Law enforcement last year solved a 30-year-old cold case of the infamous “Golden State Killer” thanks to a DNA match on a public genealogy website. Meanwhile, pharmaceutical giant GlaxoSmithKline purchased a $300 million stake in 23andMe, gaining access to company’s genetic data to develop new drugs, which also alarmed bioethicists and consumer advocates.
Nebula’s survey of over a thousand people has found that affordability and privacy concerns are the main reasons why people haven’t had their DNA sequenced. Many are also worried about discrimination. While the Genetic Information Nondiscrimination Act protects individuals when dealing with employers and health insurance companies, it doesn’t apply to life insurance, disability insurance and other areas, such as education and housing.
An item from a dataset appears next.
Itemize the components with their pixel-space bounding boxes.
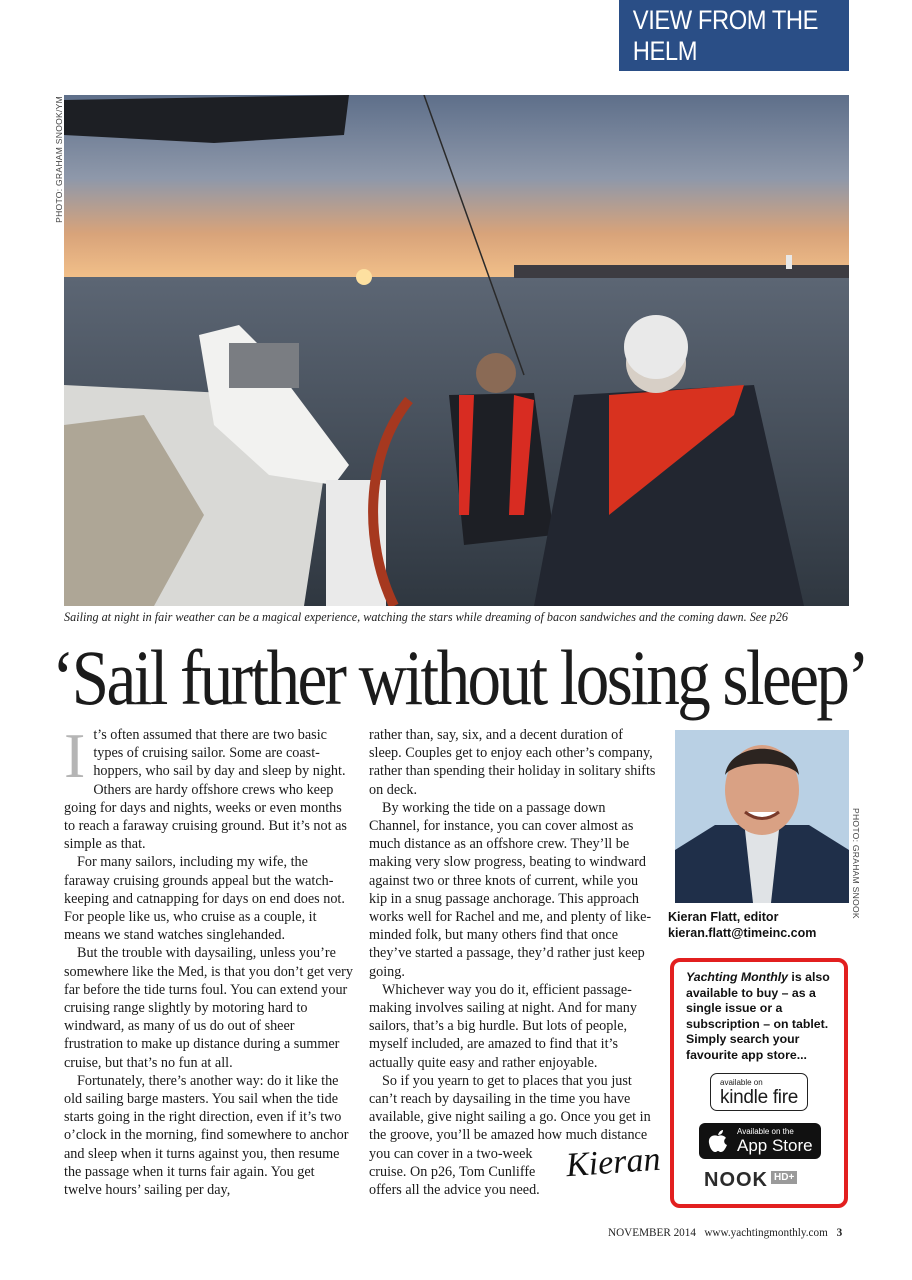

Nebula uses Blockchain technology to offer users permanent ownership of their genomic data on a publicly-readable ledger, which enables controllable and transparent data-sharing. The information is protected against misuse and hacking through an encryption scheme with multi-party access control, the company says.
Nebula’s anonymous sequencing aims to address privacy concerns through a payment solution.
The company encourages clients to pay with cryptocurrencies or prepaid credit cards to hide their identities. The startup offers sample collection via USPS PO boxes and recommends setting up an encrypted email and a VPN during purchase and registration.
“While purchases of genetic testing services can be effectively anonymized, genomic data itself cannot, since it contains unique, inheritable genetic markers,” the company says on its blog. “Thus, because genomic data anonymization alone is insufficient to protect privacy, genomic data sharing must occur in a controllable, transparent and privacy-preserving manner.”
Nebula’s business model anticipates that drugmakers and academic researchers would eventually be willing to pay for data that meet their specific criteria. This year it added a “sponsored sequencing,” which offers customers a free test if they let Nebula share their data with pharmaceutical partners.
However, the idea that most people will be paid for their DNA by researchers sounds unrealistic to Bob Gellman, an expert in privacy and health confidentiality and a former House of Representatives staffer.
“Maybe some big pharma companies might, but I’m skeptical,” Gellman told Karma. “They certainly won’t pay if they don’t have to, and there are free sources of much health information, including DNA.”
Last year, Nebula raised a Series A investment from 10 venture capital firms, including Khosla Ventures, Arch Venture Partners and Mayfield. It forged a partnership with Veritas Genetics, also co-founded by Professor Church, which offers the entire genome sequencing for $599.
Nebula is competing with other companies on a mission to protect and productize DNA, including an Israeli startup Digital DNATix and London-based Genomes.io. The global Blockchain in the genomics market is expected to reach $5 billion by 2029 from $15.7 million last year, according to ResearchAndMarkets.com
“We’re working towards building technologies that enable consumers to get all the benefits of having their genome sequenced without having to worry about whether their data is being used ethically.”
In August, Church apologized for having meetings and phone calls with disgraced financier Jeffrey Epstein, saying that he didn’t know of the extent of Epstein’s alleged crimes and interest in eugenics, according to STAT News. Epstein had donated money to one of Church’s labs, according to the report.
Nebula’s approach may help address users’ concerns, but it’s not a panacea for all ethical and privacy issues in a rapidly evolving space.
“By giving the consumer some control over who can access their genomic data, I think Nebula Genomics’ model is a step in the positive direction,” Jinchuan Xing, associate professor in Rutgers University’s Department of Genetics, told Karma. “I don’t think using Blockchain can fully make a sample anonymous and solve the privacy issue, but it will help to reduce the risk. I’m interested in seeing how their business model develops in the future.”